Lors des élections législatives partielles de mars 2022, la Coalition des citoyens pour le changement, principal parti d’opposition du Zimbabwe, qui avait précédemment accusé le gouvernement d’incompétence, a remporté 19 des 28 sièges lors d’un scrutin longtemps reporté. Pendant la campagne, la Conférence épiscopale catholique du Zimbabwe a publié une déclaration pastorale appelant à des élections partielles libres, équitables et pacifiques.
Perspectives pour la liberté religieuse
Selon certaines sources, le gouvernement zimbabwéen aurait continué à surveiller les organisations et groupes religieux et non religieux qui critiquent ses actions. Ses cibles comprennent des événements publics et des réunions de prière organisées par des groupes religieux ainsi que des ONG, religieuses ou non.
Cependant, pour l’Église catholique, l’atmosphère conflictuelle qui régnait il n’y a pas longtemps s’est quelque peu dissipée. L’Église continue de jouer un rôle positif dans les soins de santé, dans l’éducation civique et scolaire, et dans le soutien aux élections libres et équitables, en prônant la transparence.

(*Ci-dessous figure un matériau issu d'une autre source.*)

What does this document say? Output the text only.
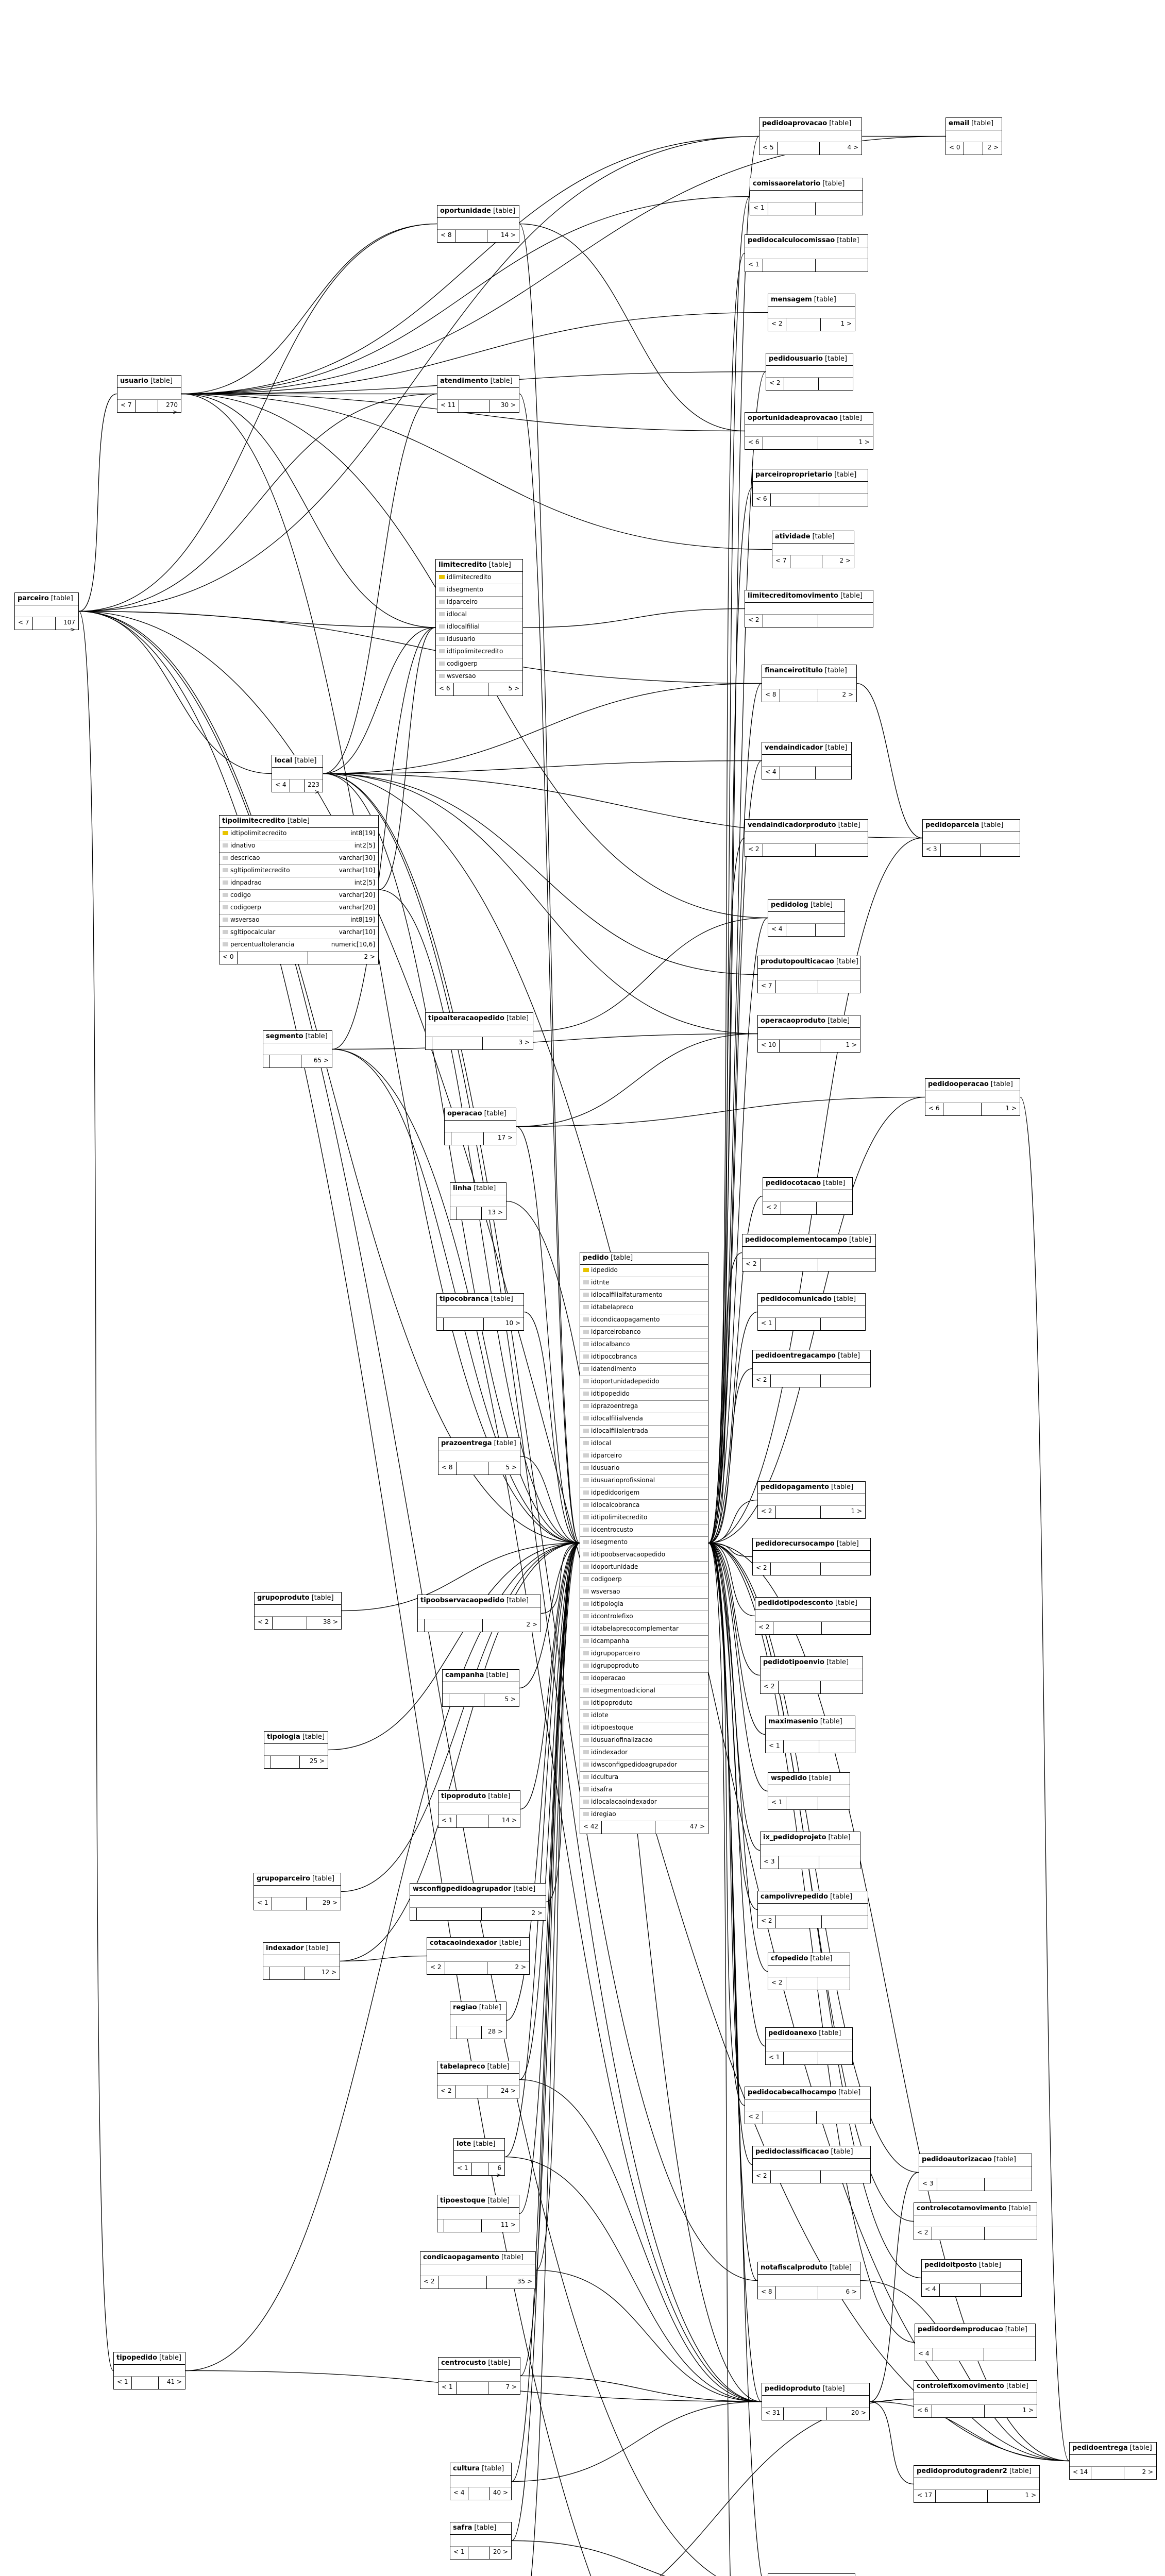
pedidoaprovacao [table]
< 5	4 >
email [table]
< 0	2 >
comissaorelatorio [table]
< 1
oportunidade [table]
< 8	14 >
pedidocalculocomissao [table]
< 1
mensagem [table]
< 2	1 >
pedidousuario [table]
< 2
usuario [table]
< 7	270 >
atendimento [table]
< 11	30 >
oportunidadeaprovacao [table]
< 6	1 >
parceiroproprietario [table]
< 6
atividade [table]
< 7	2 >
parceiro [table]
< 7	107 >
limitecredito [table]
idlimitecredito
idsegmento
idparceiro
idlocal
idlocalfilial
idusuario
idtipolimitecredito
codigoerp
wsversao
< 6	5 >
limitecreditomovimento [table]
< 2
financeirotitulo [table]
< 8	2 >
local [table]
< 4	223 >
tipolimitecredito [table]
idtipolimitecredito	int8[19]
idnativo	int2[5]
descricao	varchar[30]
sgltipolimitecredito	varchar[10]
idnpadrao	int2[5]
codigo	varchar[20]
codigoerp	varchar[20]
wsversao	int8[19]
sgltipocalcular	varchar[10]
percentualtolerancia	numeric[10,6]
< 0	2 >
vendaindicador [table]
< 4
vendaindicadorproduto [table]
< 2
pedidoparcela [table]
< 3
pedidolog [table]
< 4
produtopoulticacao [table]
< 7
segmento [table]
65 >
tipoalteracaopedido [table]
3 >
operacaoproduto [table]
< 10	1 >
operacao [table]
17 >
pedidooperacao [table]
< 6	1 >
linha [table]
13 >
pedidocotacao [table]
< 2
pedidocomplementocampo [table]
< 2
tipocobranca [table]
10 >
pedidocomunicado [table]
< 1
pedidoentregacampo [table]
< 2
pedido [table]
idpedido
idtnte
idlocalfilialfaturamento
idtabelapreco
idcondicaopagamento
idparceirobanco
idlocalbanco
idtipocobranca
idatendimento
idoportunidadepedido
idtipopedido
idprazoentrega
idlocalfilialvenda
idlocalfilialentrada
idlocal
idparceiro
idusuario
idusuarioprofissional
idpedidoorigem
idlocalcobranca
idtipolimitecredito
idcentrocusto
idsegmento
idtipoobservacaopedido
idoportunidade
codigoerp
wsversao
idtipologia
idcontrolefixo
idtabelaprecocomplementar
idcampanha
idgrupoparceiro
idgrupoproduto
idoperacao
idsegmentoadicional
idtipoproduto
idlote
idtipoestoque
idusuariofinalizacao
idindexador
idwsconfigpedidoagrupador
idcultura
idsafra
idlocalacaoindexador
idregiao
< 42	47 >
prazoentrega [table]
< 8	5 >
pedidopagamento [table]
< 2	1 >
pedidorecursocampo [table]
< 2
grupoproduto [table]
< 2	38 >
tipoobservacaopedido [table]
2 >
pedidotipodesconto [table]
< 2
campanha [table]
5 >
pedidotipoenvio [table]
< 2
tipologia [table]
25 >
maximasenio [table]
< 1
tipoproduto [table]
< 1	14 >
wspedido [table]
< 1
grupoparceiro [table]
< 1	29 >
wsconfigpedidoagrupador [table]
2 >
ix_pedidoprojeto [table]
< 3
indexador [table]
12 >
cotacaoindexador [table]
< 2	2 >
campolivrepedido [table]
< 2
regiao [table]
28 >
cfopedido [table]
< 2
tabelapreco [table]
< 2	24 >
pedidoanexo [table]
< 1
pedidocabecalhocampo [table]
< 2
pedidoclassificacao [table]
< 2
lote [table]
< 1	6 >
pedidoautorizacao [table]
< 3
tipoestoque [table]
11 >
controlecotamovimento [table]
< 2
condicaopagamento [table]
< 2	35 >
notafiscalproduto [table]
< 8	6 >
pedidoitposto [table]
< 4
tipopedido [table]
< 1	41 >
centrocusto [table]
< 1	7 >	pedidoproduto [table]
< 31	20 >
pedidoordemproducao [table]
< 4
controlefixomovimento [table]
< 6	1 >
pedidoentrega [table]
< 14	2 >
pedidoprodutogradenr2 [table]
< 17	1 >
cultura [table]
< 4	40 >
safra [table]
< 1	20 >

Une étape importante au cours de la période faisant l’objet du présent rapport a été la création du Conseil interreligieux du Zimbabwe (ZIRC), qui rassemble des chrétiens, des musulmans et d’autres groupes, pour plaider « en faveur de la responsabilisation des organismes membres, pour le bien commun ». Il reste à voir, cependant, si cela améliorera les perspectives de liberté religieuse, car le gouvernement reste méfiant à l’égard des groupes religieux chaque fois qu’ils critiquent ses politiques et ses actions. Les perspectives de liberté religieuse au Zimbabwe sont donc actuellement stables, bien qu’elles dépendent des caprices des responsables gouvernementaux.